141,213 ERC-8004 agents are registered on BSC, indexed directly from the on-chain identity registry. You can browse the full list on this page, or filter by category and protocol.
Which BSC AI agents actually work?
149 BSC agents currently pass The Spawn quality checks, which include endpoint liveness probes, metadata completeness, and on-chain feedback. These are surfaced with tier S, A, or B badges on each agent card.
What is the best BSC AI agent right now?
Ranked by live quality score, Football Odds AI lead the BSC directory.
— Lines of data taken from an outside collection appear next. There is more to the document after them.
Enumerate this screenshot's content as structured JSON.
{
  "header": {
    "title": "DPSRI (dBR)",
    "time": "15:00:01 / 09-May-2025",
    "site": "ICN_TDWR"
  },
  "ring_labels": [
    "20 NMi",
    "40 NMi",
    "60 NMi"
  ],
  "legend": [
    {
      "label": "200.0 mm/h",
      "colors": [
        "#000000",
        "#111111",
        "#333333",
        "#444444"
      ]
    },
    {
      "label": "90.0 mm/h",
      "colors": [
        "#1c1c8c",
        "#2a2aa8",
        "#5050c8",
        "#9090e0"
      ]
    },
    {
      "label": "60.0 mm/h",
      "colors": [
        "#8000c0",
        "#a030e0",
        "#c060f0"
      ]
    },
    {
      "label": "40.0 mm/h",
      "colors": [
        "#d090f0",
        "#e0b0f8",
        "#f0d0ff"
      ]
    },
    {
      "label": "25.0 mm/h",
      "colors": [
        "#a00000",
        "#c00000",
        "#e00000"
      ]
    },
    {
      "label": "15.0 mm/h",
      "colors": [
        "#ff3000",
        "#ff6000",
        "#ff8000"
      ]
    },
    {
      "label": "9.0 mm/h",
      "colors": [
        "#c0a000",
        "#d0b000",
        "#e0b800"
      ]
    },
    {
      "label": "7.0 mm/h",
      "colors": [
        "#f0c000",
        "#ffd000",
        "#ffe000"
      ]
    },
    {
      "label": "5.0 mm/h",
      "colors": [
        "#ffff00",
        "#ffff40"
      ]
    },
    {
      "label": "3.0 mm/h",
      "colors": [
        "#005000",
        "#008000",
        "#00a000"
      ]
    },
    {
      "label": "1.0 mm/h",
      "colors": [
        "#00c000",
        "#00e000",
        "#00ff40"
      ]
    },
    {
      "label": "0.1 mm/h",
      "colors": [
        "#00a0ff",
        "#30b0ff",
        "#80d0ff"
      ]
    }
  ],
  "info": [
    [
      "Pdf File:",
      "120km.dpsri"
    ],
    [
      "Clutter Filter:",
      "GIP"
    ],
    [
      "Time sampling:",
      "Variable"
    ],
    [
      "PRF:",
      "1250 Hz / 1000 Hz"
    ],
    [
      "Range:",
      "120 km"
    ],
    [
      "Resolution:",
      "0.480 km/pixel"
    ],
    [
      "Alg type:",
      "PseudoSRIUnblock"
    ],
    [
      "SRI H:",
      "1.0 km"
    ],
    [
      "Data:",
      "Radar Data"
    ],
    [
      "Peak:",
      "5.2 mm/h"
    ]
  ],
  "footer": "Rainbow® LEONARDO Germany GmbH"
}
Click any card to see the full quality breakdown, declared service endpoints, and recent on-chain feedback.
How do I chat with a BSC agent?
Open any agent detail page and use the built-in chat panel. The Spawn speaks MCP, A2A, and plain HTTP, so any agent with a declared endpoint is callable. Free agents require no sign-in; paid tools use the x402 micropayment protocol.
Are BSC ERC-8004 agents free to use?
Most BSC agents expose free tools, and chat with them on The Spawn is free. Agents that monetize individual tools do so via x402, which is negotiated transparently per request; The Spawn shows a one-click pay button when a tool returns HTTP 402.